MS Comorbidities Toronto 2015

My comorbidity talk from the NMSS-ECTRIMS meeting in Toronto. #MSBlog #MSResearch

“As promised the following is my presentation from the NMSS-ECTRIMS comorbidities meeting in Toronto. I found preparing this presentation very difficult. I am sure I delivered on the brief. Overall the meeting made me think a lot of about how we treat MS and I will now need to update my comorbidities line on my tube map. The meeting also made we realise that if we want to optimise outcomes for MSers we need to actively and aggressively target comorbidities and health. Poor health behaviour is not only a general problem, but is a big issue in MSers as it contributes to poorer outcomes and is exacerbated by reduced activity and psychiatric problems (depression and anxiety) that impact on motivation.”

“When I was on my recent trip to Australia several MS clinical nurse specialists asked me why we don’t post more on diet and MS. The reason is there is not much research in this field and this is not really our area of expertise. After attending this comorbidity meeting I now realise that I have to get up to speed on diet as this is a large component of any health initiative. I also realise I better walk the talk and sort out my own lifestyle; how can I tell MSers how to live if I don’t swallow my own medicine?”
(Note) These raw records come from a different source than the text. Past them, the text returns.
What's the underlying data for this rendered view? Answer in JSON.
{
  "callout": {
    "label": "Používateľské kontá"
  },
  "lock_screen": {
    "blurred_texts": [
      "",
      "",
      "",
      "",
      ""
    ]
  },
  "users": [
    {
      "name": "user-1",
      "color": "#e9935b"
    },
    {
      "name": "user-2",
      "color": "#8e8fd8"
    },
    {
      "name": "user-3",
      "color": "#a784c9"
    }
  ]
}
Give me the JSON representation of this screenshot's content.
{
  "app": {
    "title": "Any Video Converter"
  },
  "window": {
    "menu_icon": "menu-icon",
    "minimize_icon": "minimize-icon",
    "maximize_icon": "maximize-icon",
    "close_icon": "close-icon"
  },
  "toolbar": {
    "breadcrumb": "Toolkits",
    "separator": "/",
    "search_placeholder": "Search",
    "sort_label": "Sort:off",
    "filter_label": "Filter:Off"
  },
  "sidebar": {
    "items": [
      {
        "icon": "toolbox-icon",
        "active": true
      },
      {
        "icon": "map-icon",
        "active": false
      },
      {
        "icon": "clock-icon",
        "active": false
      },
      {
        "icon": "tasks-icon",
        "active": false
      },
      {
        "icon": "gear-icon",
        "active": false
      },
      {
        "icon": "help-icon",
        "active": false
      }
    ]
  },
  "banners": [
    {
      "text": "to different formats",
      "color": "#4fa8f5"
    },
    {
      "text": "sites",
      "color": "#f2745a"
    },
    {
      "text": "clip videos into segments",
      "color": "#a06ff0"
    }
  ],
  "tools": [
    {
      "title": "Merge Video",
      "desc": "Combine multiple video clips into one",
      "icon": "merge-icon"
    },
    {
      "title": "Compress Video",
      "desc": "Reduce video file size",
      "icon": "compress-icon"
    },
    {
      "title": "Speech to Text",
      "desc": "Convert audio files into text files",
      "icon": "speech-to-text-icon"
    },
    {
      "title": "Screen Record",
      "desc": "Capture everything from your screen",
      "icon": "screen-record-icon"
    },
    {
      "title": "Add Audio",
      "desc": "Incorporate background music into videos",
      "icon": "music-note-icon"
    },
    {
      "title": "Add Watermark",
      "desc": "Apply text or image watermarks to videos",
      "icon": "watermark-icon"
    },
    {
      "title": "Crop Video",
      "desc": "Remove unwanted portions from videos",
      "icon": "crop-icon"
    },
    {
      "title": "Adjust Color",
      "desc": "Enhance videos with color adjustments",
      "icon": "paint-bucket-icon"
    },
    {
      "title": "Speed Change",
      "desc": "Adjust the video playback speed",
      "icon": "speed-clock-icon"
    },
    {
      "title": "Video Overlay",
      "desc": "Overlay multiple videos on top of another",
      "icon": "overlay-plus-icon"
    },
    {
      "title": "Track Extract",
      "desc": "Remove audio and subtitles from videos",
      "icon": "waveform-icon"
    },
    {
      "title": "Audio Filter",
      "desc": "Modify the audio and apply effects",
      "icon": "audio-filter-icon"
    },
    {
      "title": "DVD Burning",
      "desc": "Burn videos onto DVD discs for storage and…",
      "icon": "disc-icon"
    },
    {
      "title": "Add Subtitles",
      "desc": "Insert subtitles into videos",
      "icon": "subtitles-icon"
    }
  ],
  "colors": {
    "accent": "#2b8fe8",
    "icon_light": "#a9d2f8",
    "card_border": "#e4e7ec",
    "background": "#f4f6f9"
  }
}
“The following is the programme from the meeting; you may need to see it to put my talk into the correct context.”

CoI: multiple

About the author

Prof G

Professor of Neurology, Barts & The London. MS & Preventive Neurology thinker, blogger, runner, vegetable gardener, husband, father, cook and wine & food lover.


  • I am pleased to see that you are considering diet. It is a game changer for me that I have adopted a diet of good fats, plenty of veg, protein and non gluten carbs. Still have MS symptoms but fatigue reduced to the extent that walking miles now (ps exercise nd mindfulness too and you mentioned them too) I hope you accept my comment

    • Re: "I am pleased to see that you are considering diet. …"

      We are what we eat. It sounds as if you are an MSer who was 'unhealthy' and with lifestyle modification and a change in health-related behaviours you now feel 'healthy'. Is that a correct assessment Vincentina?

  • Psychiatric co-morbidity? Yes, there must be clinical reasons for depression, but having an incurable disease is a life changing effect on our mental health. We have to fight discrimination, deal with relationship break ups, financial difficulties, that said, like everyone else bereavement.
    Our problems happen in the healthy population, for us it is ten times worse. If our main carer leaves or dies, who will push our wheelchair? It is too simplistic to just associate depression as a symptom of the disease. This is a depressing post I know, but we sure are entitled to be a bit down occasionally. The answer is to ask for help as soon as possible.

  • When I think of comorbidities, I think of co-existing conditions ( osteoporosis, cardiovascular disease, depression, anxiety, diabetes etc) rather than side effects of medications used to treat the condition.

  • Hi again I certainly feel "healthier" to the extent that I can enjoy things like hill walking albeit modified from my pre MS state. I can't emphasise diet enough – if I fall off the wagon as it were then I get symptoms especially with sugar and gluten (however this might be linked to birthday parties ;))

  • I have followed the Jelinek plan for the last year and feel so empowered! And have much more energy. The research in this area is really interesting. As a clinician in the NHS I would only follow evidence based medication/lifestyle changes. Glad you are discussing.